Define a "top end" bike. If you have a spare £5k sloshing around and you just want all the gear and no idea, go ahead, join the huge club who buy something totally unsuitable for the use it will actually get but just want to spend a fortune to impress the neighbours or the other guys out on their sunday morning ride. A fool and their money are easily parted.
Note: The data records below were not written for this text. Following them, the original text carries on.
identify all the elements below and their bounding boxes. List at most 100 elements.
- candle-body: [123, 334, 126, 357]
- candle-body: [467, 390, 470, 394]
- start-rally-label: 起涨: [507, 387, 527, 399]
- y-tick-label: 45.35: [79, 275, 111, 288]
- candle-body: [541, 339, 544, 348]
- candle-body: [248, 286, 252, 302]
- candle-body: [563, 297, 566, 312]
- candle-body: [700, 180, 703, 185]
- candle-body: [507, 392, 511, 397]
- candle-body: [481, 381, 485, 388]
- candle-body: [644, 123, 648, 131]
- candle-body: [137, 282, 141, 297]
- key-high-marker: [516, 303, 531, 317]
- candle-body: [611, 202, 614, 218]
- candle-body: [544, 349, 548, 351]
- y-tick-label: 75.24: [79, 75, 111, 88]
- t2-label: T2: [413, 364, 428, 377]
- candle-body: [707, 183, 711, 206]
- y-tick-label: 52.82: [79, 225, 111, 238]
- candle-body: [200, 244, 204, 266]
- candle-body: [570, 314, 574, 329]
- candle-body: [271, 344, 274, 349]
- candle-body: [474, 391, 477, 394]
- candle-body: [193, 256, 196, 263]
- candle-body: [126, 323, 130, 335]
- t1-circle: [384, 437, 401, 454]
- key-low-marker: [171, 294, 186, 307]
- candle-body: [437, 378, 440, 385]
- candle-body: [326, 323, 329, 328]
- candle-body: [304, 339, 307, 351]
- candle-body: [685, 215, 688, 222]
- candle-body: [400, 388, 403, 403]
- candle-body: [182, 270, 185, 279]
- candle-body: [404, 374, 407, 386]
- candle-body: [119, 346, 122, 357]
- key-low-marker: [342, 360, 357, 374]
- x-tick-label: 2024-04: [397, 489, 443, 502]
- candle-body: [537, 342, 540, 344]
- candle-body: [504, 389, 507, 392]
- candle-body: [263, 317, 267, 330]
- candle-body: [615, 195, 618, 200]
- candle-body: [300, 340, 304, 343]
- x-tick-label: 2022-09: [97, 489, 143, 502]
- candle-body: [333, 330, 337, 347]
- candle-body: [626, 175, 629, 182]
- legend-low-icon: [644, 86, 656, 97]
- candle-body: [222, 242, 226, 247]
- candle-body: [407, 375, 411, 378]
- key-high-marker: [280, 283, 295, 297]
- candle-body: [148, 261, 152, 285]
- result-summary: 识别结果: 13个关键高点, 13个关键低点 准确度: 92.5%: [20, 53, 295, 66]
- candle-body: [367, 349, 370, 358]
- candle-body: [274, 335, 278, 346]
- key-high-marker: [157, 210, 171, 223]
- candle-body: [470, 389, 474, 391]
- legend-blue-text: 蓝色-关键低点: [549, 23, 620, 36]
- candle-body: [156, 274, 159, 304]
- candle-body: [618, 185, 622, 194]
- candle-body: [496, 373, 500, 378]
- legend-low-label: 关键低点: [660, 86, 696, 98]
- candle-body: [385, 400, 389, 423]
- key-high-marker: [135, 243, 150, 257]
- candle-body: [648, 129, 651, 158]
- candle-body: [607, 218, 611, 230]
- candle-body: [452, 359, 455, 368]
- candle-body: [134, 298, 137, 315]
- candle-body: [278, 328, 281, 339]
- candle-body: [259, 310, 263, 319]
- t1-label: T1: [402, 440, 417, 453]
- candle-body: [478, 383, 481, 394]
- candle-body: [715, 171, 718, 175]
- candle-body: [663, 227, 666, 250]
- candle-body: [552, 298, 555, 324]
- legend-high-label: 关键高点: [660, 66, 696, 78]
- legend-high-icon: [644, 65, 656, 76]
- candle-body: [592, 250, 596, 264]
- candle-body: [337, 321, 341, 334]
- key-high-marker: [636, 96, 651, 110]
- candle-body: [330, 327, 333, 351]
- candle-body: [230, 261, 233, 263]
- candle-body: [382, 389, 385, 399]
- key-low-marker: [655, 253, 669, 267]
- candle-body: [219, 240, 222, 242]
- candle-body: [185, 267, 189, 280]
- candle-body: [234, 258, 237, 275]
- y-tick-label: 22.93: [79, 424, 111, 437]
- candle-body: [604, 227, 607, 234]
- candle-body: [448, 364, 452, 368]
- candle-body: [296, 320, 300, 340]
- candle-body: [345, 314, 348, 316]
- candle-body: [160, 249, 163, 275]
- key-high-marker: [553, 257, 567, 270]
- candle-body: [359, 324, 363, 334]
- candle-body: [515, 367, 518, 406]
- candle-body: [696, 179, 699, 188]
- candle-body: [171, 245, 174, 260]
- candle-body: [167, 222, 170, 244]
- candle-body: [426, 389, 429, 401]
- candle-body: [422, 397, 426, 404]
"Top end" road bikes are fine if you are a top end rider but most are not. Expensive road race bikes, just like their cheaper road bike brothers and sisters, have derailleur transmissions which are crap in winter and wet weather to keep clean and lubed so they run smoothly. If you ride a lot of miles and you want smiles then get a bike that is going to be practical and easy to maintain such as a hub geared bike. No mention of Rohloff as most here are caught hook line and sinker on the marketing mens' idea of what you should have - a race bike. In Holland and Germany people ride every day bikes, bikes that are low maintenance, comfortable fast and cheap in time and money to run. Riding your top end road bike a few hundred miles on your sunday morning club ride in the summer is perhaps not money well spent, but then if you have more money than sense you are not going to appreciate or understand this anyway. However if you are a genuine everyday cyclist in all weathers doing a fairly substantial mileage then a road bike with derailleurs is the last type of bike you should consider. Last year I finally finished building my Rohloff bike and it has given me back so much more free time. I would never ever go back to a derailleur transmission bike as they are far too much hassle and I was sick of derailleurs and the time they take to keep clean and running smoothly. I don't like spending my days offs work cleaning lubing and I don't have a mechanic as I am not a Pro cyclist in a Pro cycling team who have mechanics to do all the cleaning and lubing for them.
Not only has getting a Rohloff hub freed up so much time for me, it has started to save me a lot of cash. I can literally ride my bike in all weathers, dump it in the garage at the end of the day and jump on it the next day to go to work and it still works fine, the chain doesn't need cleaning or lubing every other day in shitty weather, the wheel rims and brake pads don't need cleaning or replacing because the pads are grinding the rims to a paste. I just ride it day after day after day and it still just goes on working fine. I think I have cleaned it once in the last 3 months and this took 10 minutes. So before you lot start perving on "top end" road bikes and reaching for the box of tissues define what a top end bike is. I certainly wouldn't waste £5k on these types of bikes. Pro riders are given them for free. The mugs are you guys paying eye wateriing sums for them. The mark up is phenomenal. I wouldn't buy any of the "top end" road bikes here as they are totally useless for everyday riding in all conditions unless you want to spend all your time and cash maintaining them. I wish I had not wasted so many years on derailleur transmission bikes. They are cheap nasty transmissions, mass produced with maximum mark up, especially the "top end" group sets on "top end" road bikes.
Anyway why spend £5k on a bike which weighs as much as an empty crisp packet and is just what every one else has who has no idea all the gear and has been sold the marketing people's dream? Why not just spend £500 on a road bike from
Decathlon and use the rest for something for sensible?